Mannix fût à l'origine de la grande mode des séries à détectives privés qui allaient envahir le petit écran durant les années 70. Là où ses prédécesseurs (Peter Gunn, Johnny Staccato, ...) officiaient amateurs, Joe Mannix vivait de cette profession, et se revendiquait un professionnel du métier.

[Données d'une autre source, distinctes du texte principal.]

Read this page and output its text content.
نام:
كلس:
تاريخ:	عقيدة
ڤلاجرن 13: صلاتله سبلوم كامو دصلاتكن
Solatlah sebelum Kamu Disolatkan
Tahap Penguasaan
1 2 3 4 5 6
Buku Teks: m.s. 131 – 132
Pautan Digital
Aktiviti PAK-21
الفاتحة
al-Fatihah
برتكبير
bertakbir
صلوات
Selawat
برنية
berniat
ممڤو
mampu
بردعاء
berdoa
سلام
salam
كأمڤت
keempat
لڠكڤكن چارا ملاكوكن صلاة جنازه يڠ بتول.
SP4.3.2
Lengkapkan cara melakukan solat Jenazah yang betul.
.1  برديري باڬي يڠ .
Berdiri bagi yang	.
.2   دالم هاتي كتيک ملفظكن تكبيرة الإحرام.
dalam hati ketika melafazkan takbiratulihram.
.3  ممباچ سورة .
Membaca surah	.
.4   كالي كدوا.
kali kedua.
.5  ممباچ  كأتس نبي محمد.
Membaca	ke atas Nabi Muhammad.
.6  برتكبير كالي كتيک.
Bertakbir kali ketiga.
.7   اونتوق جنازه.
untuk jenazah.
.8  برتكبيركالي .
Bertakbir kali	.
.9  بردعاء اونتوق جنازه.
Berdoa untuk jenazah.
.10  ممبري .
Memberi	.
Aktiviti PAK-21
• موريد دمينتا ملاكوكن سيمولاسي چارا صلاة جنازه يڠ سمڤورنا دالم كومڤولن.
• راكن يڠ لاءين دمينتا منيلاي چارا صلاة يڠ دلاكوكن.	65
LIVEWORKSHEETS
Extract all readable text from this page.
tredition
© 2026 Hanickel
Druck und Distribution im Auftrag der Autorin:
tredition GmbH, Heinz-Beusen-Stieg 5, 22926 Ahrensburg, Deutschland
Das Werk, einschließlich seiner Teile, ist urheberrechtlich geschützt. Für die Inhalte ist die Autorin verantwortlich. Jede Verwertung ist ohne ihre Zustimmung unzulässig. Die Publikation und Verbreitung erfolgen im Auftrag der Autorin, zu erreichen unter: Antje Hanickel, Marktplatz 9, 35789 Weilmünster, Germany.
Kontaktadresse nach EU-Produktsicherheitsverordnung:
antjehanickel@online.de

Les créateurs de la série, William Link et Richard Levinson (également créateurs de séries comme Columbo ou Arabesque) désiraient, en lançant ce show, mettre en scène un détective privé qui serait "Humphrey Bogart chez MCA".
C'est Bruce Geller (Mission Impossible) qui fût chargé de mettre la série sur les rails. Il lança ainsi le concept d'Interect, pour lequel travail Joe Mannix, qui reçoit des missions par le biais d'un super ordinateur alors qu'il ne semble guère passionné par le progrès. Toutefois, cette trame, et le concept général de la série, se verront modifié à l'aube de la seconde saison. Mannix deviendra ainsi (et pour tout le reste de la série) un ex flic qui fonde sa propre agence, et qui embauche une secrétaire, veuve de son partenaire assassiné. Une grande particularité de la série, d'ailleurs, pour l'époque, que cette secrétaire du héros qui était de couleur. L'actrice Gail Fisher fût d'ailleurs gratifiée d'un Emmy Award pour ce rôle.
Mention spéciale également pour le générique, en forme de kaleidoscope, qui - au même titre que la mélodie composée par Lalo Schifrin - reste gravé dans toutes les mémoires: un enchaînement de scènes d'actions montrées sous divers angles, qui servaient à composer chaque lettre du titre de la série.